The Hotel “Neptun” has been Warnemünde’s largest and best known hotel since 1971 and, with a height of 64 metres, is the second tallest building in the Hanseatic City. It was considered one of the GDR’s top three hotels and was a dream destination for many East Germans. In its first years, the hotel only accepted guests from the West. However, after the Eighth Party Conference of the SED, which raised the “unity of economic and social policy” principle to the status of a doctrine, 80% of the rooms were reserved for the holiday service of East Germany’s Free German Trade Union Federation (FDGB). The price for twelve days with full board was 310 East German marks. These visits were awarded by the “holiday commissions” of the companies, which selected holidaymakers on the basis of “socialist” criteria. At the exhibition Rostock. Now 800, you can see a so-called Storeticket. Owing to the large percentage of guests from other countries, particularly West Germany, the Hotel Neptun had its own currency. All guests were required to exchange their own national currency for Storetickets. The purpose of this system was to prevent illegal currency exchange and black-market trade.
Football fans from the city and surrounding region regularly flock to the Baltic Sea Stadium (Ostseestadion) to cheer on their team. The Hansa Rostock football club has captured the hearts of countless people in Northern Germany.

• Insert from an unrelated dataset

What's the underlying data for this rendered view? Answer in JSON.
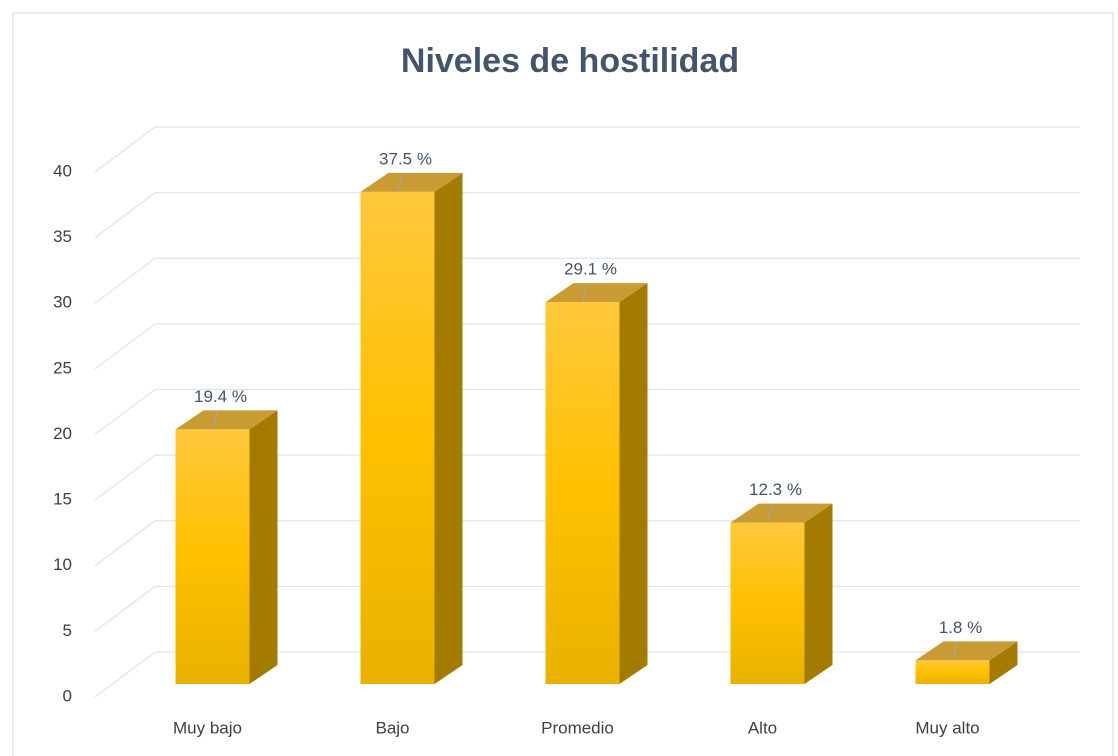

The club was formed in 1965 from the football department of the Empor Rostock sports club and is now an important trademark of the city, as well as a driving force for its economy. Its development was closely tied to Rostock’s role as district capital. When the Baltic Sea Stadium was completed in 1954, none of the local football teams were playing in a higher division. After the relegation of the Motor Wismar sports club in 1951/52, there was no northern team left in East Germany’s top level football league. This is why the GDR sports administration at the suggestion of the first secretary of the SED district administration decided to move the team of the Saxon club BSG Empor Lauter to Rostock during the 1954 season. One of the related objects being shown in the special exhibition Rostock. Now 800 is a 1980 pennant from the club.